ABSTRACT

Criminology at the end of the 20th century was said to be in a state of fragmentation (Ericson and Carriere, 1994), stricken by a chronic sense of failure (Hogg, 1996), identity crisis (Pavarini, 1994) and recurring ambivalence (Garland, 1996). This chapter examines recent theorising of broader social and political trends in modern societies and discusses their implications for the practice of criminology. It is suggested that processes of globalisation and reflexivity have already led to changes in both the status of criminology and the politics of criminal justice policy.
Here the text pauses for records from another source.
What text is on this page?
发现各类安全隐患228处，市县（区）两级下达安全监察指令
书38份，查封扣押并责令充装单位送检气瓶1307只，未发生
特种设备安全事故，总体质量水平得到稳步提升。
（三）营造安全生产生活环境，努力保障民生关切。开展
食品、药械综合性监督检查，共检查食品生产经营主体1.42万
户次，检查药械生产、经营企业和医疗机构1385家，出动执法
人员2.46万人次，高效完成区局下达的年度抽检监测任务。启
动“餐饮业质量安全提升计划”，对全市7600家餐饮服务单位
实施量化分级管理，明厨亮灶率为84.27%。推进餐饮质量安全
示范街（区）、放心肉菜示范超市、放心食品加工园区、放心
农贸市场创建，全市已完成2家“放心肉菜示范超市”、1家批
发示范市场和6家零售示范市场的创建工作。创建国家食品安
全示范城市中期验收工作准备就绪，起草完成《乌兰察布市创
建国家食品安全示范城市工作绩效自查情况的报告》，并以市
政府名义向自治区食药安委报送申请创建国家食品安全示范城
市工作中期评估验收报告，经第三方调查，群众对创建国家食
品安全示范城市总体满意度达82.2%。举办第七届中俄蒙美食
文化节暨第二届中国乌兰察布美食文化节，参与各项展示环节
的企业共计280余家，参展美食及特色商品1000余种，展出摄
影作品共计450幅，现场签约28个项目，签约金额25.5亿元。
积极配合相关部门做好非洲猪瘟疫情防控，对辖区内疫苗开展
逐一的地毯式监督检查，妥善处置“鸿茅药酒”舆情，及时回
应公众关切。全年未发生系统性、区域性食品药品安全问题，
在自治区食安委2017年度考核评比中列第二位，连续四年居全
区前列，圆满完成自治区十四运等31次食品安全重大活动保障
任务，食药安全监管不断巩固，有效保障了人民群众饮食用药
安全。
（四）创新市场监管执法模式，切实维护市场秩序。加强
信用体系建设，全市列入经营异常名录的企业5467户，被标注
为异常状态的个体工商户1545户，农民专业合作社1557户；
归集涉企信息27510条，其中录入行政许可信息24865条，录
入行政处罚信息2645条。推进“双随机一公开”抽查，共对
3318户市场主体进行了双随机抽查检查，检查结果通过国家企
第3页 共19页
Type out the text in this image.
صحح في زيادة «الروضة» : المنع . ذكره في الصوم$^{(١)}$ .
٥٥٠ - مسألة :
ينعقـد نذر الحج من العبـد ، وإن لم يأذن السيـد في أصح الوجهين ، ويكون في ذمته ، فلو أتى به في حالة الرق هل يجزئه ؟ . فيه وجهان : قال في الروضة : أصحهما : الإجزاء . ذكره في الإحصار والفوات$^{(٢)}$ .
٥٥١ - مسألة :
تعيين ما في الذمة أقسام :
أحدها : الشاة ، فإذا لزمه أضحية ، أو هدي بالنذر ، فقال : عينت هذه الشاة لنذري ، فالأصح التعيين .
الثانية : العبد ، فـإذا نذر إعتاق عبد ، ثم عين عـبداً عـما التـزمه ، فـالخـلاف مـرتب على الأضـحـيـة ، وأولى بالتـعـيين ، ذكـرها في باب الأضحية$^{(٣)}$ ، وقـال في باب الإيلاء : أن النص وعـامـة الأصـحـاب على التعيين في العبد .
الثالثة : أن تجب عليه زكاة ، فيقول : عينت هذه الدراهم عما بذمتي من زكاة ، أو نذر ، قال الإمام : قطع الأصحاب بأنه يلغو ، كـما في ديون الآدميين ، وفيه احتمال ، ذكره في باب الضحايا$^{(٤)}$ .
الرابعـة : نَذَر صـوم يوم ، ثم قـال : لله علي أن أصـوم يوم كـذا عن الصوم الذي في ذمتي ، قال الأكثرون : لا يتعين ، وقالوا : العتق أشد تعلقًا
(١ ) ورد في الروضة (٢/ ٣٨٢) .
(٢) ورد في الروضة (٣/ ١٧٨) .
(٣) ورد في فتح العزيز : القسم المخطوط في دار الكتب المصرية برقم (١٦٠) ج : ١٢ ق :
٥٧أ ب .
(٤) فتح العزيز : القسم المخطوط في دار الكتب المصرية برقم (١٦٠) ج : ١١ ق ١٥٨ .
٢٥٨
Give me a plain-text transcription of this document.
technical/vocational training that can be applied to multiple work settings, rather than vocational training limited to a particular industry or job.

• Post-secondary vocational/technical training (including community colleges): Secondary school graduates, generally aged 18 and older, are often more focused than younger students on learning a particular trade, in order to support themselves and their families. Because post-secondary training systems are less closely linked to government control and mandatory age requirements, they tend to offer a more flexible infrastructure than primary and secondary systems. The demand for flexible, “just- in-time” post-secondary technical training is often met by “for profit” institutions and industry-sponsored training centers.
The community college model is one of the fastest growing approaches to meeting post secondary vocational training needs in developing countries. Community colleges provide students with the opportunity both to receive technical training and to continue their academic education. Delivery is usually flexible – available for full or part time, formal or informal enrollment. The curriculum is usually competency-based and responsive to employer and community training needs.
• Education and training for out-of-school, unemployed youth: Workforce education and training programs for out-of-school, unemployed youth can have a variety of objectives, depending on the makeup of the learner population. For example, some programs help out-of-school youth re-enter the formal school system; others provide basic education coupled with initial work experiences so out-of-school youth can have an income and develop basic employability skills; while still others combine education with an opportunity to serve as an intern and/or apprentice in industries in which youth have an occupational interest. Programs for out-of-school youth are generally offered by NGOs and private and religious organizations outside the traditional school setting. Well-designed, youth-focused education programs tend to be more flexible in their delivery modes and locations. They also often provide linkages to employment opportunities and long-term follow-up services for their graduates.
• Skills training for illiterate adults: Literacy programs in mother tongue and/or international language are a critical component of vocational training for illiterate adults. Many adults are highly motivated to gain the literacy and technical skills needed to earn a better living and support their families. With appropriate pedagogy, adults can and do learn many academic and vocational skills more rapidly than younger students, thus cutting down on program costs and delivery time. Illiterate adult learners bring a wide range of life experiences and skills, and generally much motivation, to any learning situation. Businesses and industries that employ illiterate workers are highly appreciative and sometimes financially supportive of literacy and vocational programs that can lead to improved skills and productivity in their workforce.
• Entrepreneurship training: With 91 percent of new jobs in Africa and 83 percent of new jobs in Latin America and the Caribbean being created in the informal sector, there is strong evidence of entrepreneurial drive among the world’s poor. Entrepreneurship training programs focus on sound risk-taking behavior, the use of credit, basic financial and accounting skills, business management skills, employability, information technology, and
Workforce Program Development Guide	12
First of all, globalisation has facilitated the ‘free trade’ of criminological knowledge and ideologies and accelerated the deterritorialisation of culture and politics. Under ‘reflexive modernisation’ (Beck, Giddens and Lash, 1994), in which social processes are ‘turned back’ upon themselves, criminology as science is increasingly being challenged, not only from within the discipline in the form of academic critique, but also from without, in the arena of law and order politics. At the same time, criminologists and criminal justice policies are increasingly being ‘governed’ by ‘technologies of performance’ and the ‘technologies of agency’ as part of ‘reflexive government’ in advanced liberal societies (Dean, 1999). While these interpretations of social and political trends should not be read as deterministic, they provide ways of seeing and understanding the challenges facing criminology in the new millennium.